I have moments where I want to die. But I do not want to lose a limb (even if it’ll bring me to my UGW heh). I do not want to make everyone around me concerned and worried again.
But the scariest part is, after I cut myself last week, I needed to do it again. I had an extraordinarily rough night mentally…and cutting seemed like the only option. So that’s what I did.
Now here I am, 27 years old..and I realize I am still struggling with my eating disorder, addiction…and now I am going to add cutting back into the mix? I might as well be 16 years old again. Have I not grown up at all?
I am embarrassed. I am disappointed in myself. I have no self control.
I am living here in America in a wonderful apartment, with a wonderful boyfriend, and two amazing kitties…I have a great job, I love my family, I am in decent health and have a decently running car (okay decently might be a stretch but it still gets from A to B so far!).
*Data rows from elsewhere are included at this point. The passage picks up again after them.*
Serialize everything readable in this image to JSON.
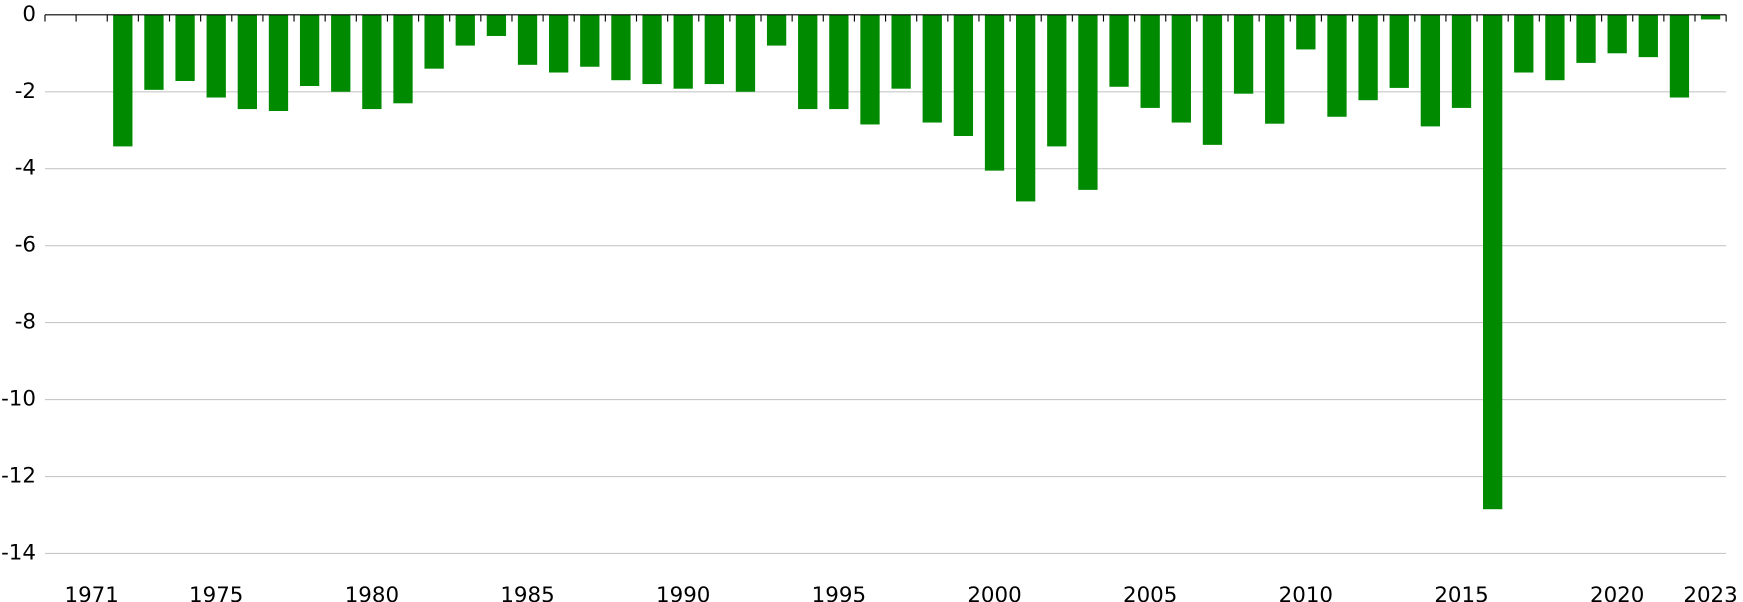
{
  "chart_data": {
    "type": "bar",
    "categories": [
      null,
      "1971",
      null,
      null,
      null,
      "1975",
      null,
      null,
      null,
      null,
      "1980",
      null,
      null,
      null,
      null,
      "1985",
      null,
      null,
      null,
      null,
      "1990",
      null,
      null,
      null,
      null,
      "1995",
      null,
      null,
      null,
      null,
      "2000",
      null,
      null,
      null,
      null,
      "2005",
      null,
      null,
      null,
      null,
      "2010",
      null,
      null,
      null,
      null,
      "2015",
      null,
      null,
      null,
      null,
      "2020",
      null,
      null,
      "2023"
    ],
    "values": [
      null,
      null,
      -3.42,
      -1.95,
      -1.72,
      -2.15,
      -2.45,
      -2.5,
      -1.85,
      -2.0,
      -2.45,
      -2.3,
      -1.4,
      -0.8,
      -0.55,
      -1.3,
      -1.5,
      -1.35,
      -1.7,
      -1.8,
      -1.92,
      -1.8,
      -2.0,
      -0.8,
      -2.45,
      -2.45,
      -2.85,
      -1.92,
      -2.8,
      -3.15,
      -4.05,
      -4.85,
      -3.42,
      -4.55,
      -1.87,
      -2.42,
      -2.8,
      -3.38,
      -2.05,
      -2.83,
      -0.9,
      -2.65,
      -2.22,
      -1.9,
      -2.9,
      -2.42,
      -12.85,
      -1.5,
      -1.7,
      -1.25,
      -1.0,
      -1.1,
      -2.15,
      -0.12
    ],
    "color": "#008a00",
    "ylim": [
      -14,
      0
    ],
    "yticks": [
      0,
      -2,
      -4,
      -6,
      -8,
      -10,
      -12,
      -14
    ],
    "grid": true
  }
}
I am not horribly disfigured nor disabled in anyway.
I HAVE EVERY AND ANY OPPORTUNITY IN THE WORLD TO FULFILL ALL MY DREAMS.
And yet I sit here, unable to sleep because I’m so hungry because I’m starving myself..I smoke cigarettes and drink caffeine and don’t work out.
All we have to do is survive and I’m doing everything I can to lower my chances.
Okay lemme stop the pity-train before it takes off full speed.
I wonder, friends…Where does the impulse for self destructive behavior come from? I mean, we are biologically programmed to do everything in our power to preserve one’s self. So why would an impulse for self destruction exist? Where does it come from? Does it mean we have inefficiently evolved? Or perhaps, OVERevolved to a level of thinking so high we create new problems and new solutions, including self harm? What do you think?
Oh my goodness, dear Kava tea, please fill my belly and let me sleep.